In a week, that’s 1,400 liters. In just a month, you’d have to invest in 6,000 liters of water just to keep an aquaculture system running and to prevent unnecessary fish death.
Tricks Of The Trade
Of course, no one wants to recycle 200+ liters of water every day. Even if you have a large vegetable garden, that amount of water would probably cause more harm than good. And so we turn to aquaponics for a solution. With aquaponics, you’ll be rolling in organic produce in a few months’ time.
The first thing to remember is that you always have to place your individual needs into consideration first when designing an aquaponic system. What is your main goal? Do you want to produce more fish or more vegetables? Do you like the idea of having both, or are you more interested in fresh protein sources?

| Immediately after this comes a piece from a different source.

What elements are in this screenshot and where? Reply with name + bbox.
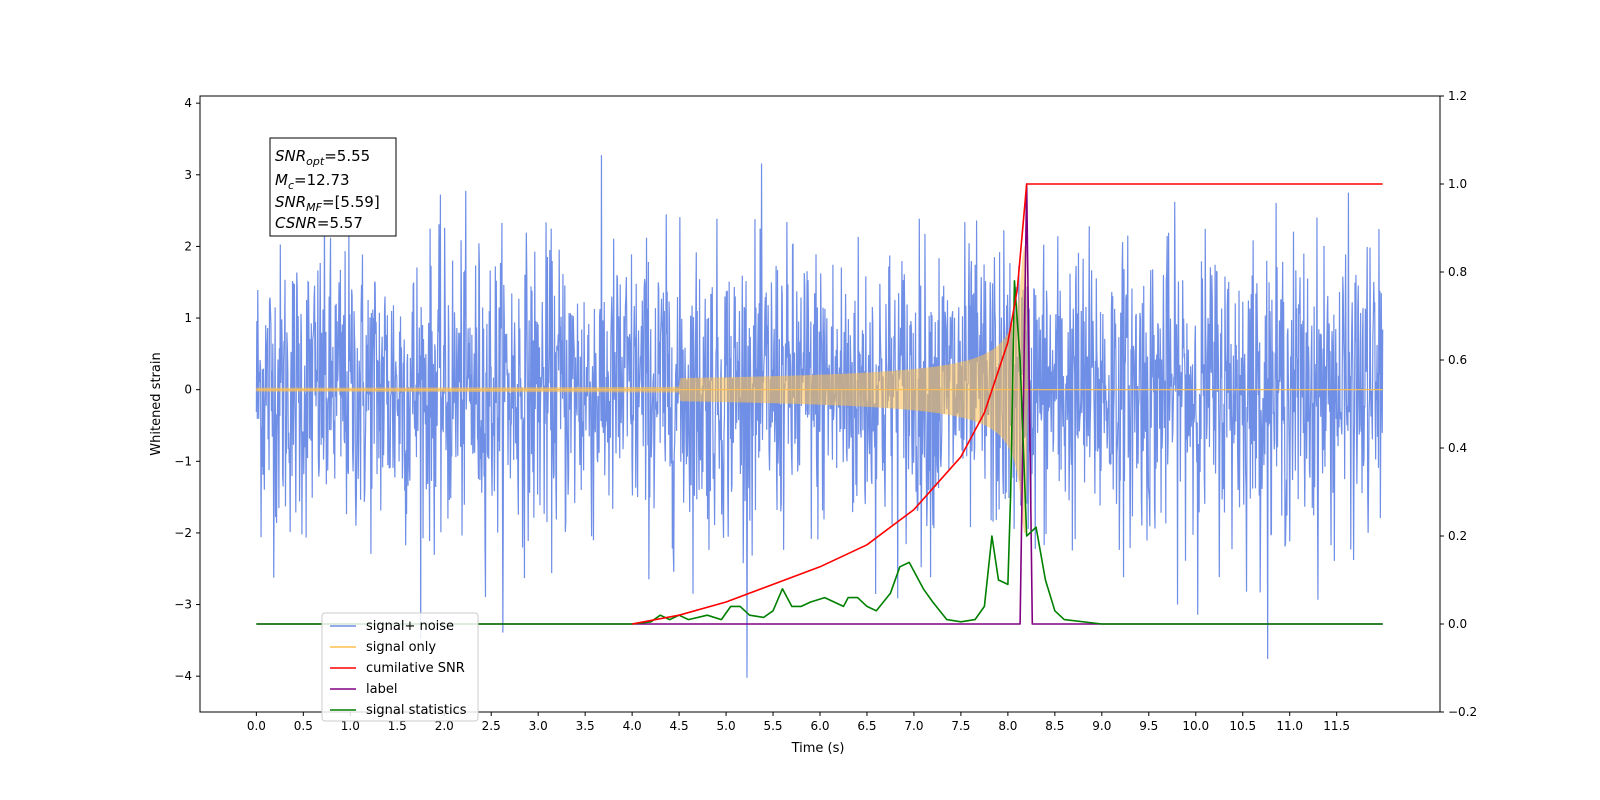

After evaluating what you want to achieve, you can begin planning out the aquaponics system. A small system that can be maintained easily by one or two individuals will have at least three thousand liters of water. The system will have two main parts: the fish tank and the grow beds.
In principle, the fish tanks should always be lower than the grow beds (where the plants are placed) so that water can easily drain from the grow beds toward the fish tank. A water pump regularly circulates a fixed amount of water so the plants in the grow beds can clean up the water before it is drained back into the fish tank.
Eventually, you have to take care of fingerlings if you are serious about your aquaponics system. The fingerlings can stay in a small drain tank until the critters are ready to be transferred to the larger fish holding tank. We emphasize that there should be regular water movement within the system so the water does not become polluted and toxic to both the plants and the fish.
How frequently should water be circulated? As a rule of thumb, the elevated grow beds should receive a fair amount of water every hour — or at least once every two hours. The water then naturally drains back to the holding tank through the help of gravity.